L'appel dure quarante secondes. « Votre maman a fait une petite chute cette nuit, elle va bien, on voulait juste vous prévenir. » Vous raccrochez soulagé — et vous n'avez appris presque rien.
Une chute n'est pas un incident isolé : c'est une information clinique. La première chute augmente nettement le risque des suivantes, et la chute que personne n'analyse se répète. Ce que vous demandez dans les 48 heures change ce qui se passera le mois prochain.
1. Les questions à poser tout de suite
Posez-les au téléphone, calmement, et notez les réponses avec la date.

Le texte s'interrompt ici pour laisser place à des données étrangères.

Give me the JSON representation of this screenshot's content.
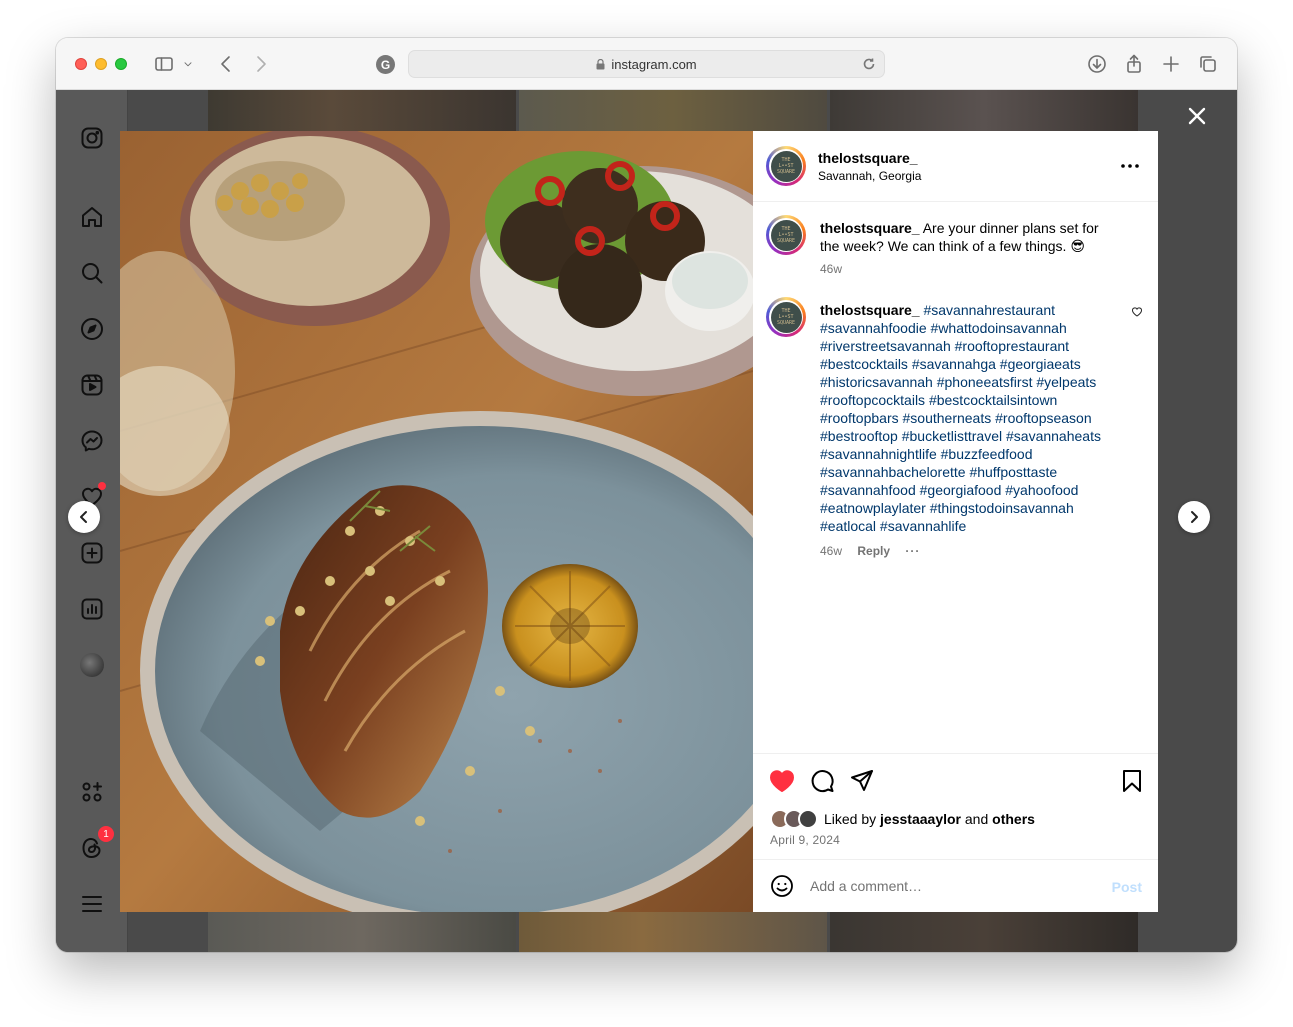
{
  "browser": {
    "url": "instagram.com"
  },
  "post": {
    "username": "thelostsquare_",
    "location": "Savannah, Georgia",
    "avatar_text": [
      "THE",
      "L••ST",
      "SQUARE"
    ],
    "caption": {
      "username": "thelostsquare_",
      "text": "Are your dinner plans set for the week? We can think of a few things. 😎",
      "age": "46w"
    },
    "comment": {
      "username": "thelostsquare_",
      "hashtags": "#savannahrestaurant #savannahfoodie #whattodoinsavannah #riverstreetsavannah #rooftoprestaurant #bestcocktails #savannahga #georgiaeats #historicsavannah #phoneeatsfirst #yelpeats #rooftopcocktails #bestcocktailsintown #rooftopbars #southerneats #rooftopseason #bestrooftop #bucketlisttravel #savannaheats #savannahnightlife #buzzfeedfood #savannahbachelorette #huffposttaste #savannahfood #georgiafood #yahoofood #eatnowplaylater #thingstodoinsavannah #eatlocal #savannahlife",
      "age": "46w",
      "reply_label": "Reply"
    },
    "likes": {
      "prefix": "Liked by",
      "user": "jesstaaaylor",
      "middle": "and",
      "suffix": "others"
    },
    "date": "April 9, 2024",
    "add_comment_placeholder": "Add a comment…",
    "post_label": "Post"
  },
  "sidebar": {
    "notification_count": "1"
  },
  "colors": {
    "like_red": "#ff3040",
    "hashtag_blue": "#00376b",
    "post_disabled": "#c0dffd"
  },
  "icons": [
    "instagram-icon",
    "home-icon",
    "search-icon",
    "explore-icon",
    "reels-icon",
    "messenger-icon",
    "notifications-icon",
    "create-icon",
    "dashboard-icon",
    "profile-avatar",
    "also-from-meta-icon",
    "threads-icon",
    "menu-icon"
  ]
}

- Quand exactement, et où ? Une chute à 3 h du matin dans la chambre, en allant à la toilette, n'a rien à voir avec une chute à 15 h au salon.
- L'a-t-on trouvée par terre, ou l'a-t-on vue tomber ? « Trouvée » veut dire que personne ne sait depuis combien de temps elle était au sol. C'est la question la plus importante et la moins posée.
- Qui l'a examinée, et à quelle heure ? Une aide-soignante, l'infirmière, le médecin ?
- A-t-on vérifié un traumatisme crânien ou une fracture — et sinon, sur quelle base ?
- A-t-elle mal, et que lui a-t-on donné ?
- Est-ce la première fois ? Demandez le nombre de chutes des trois derniers mois. La réponse est presque toujours plus élevée que ce que vous pensiez.
- Qu'est-ce qui a changé depuis ? Si la réponse est « rien », vous savez à quoi servira le reste de la semaine.
Deux précisions. Une fracture du col du fémur n'empêche pas toujours de marcher : les fractures engrenées passent inaperçues pendant des jours. Et si elle prend un anticoagulant, un choc à la tête impose un seuil beaucoup plus bas pour le scanner. Dites-le explicitement et demandez quelle surveillance a été prévue.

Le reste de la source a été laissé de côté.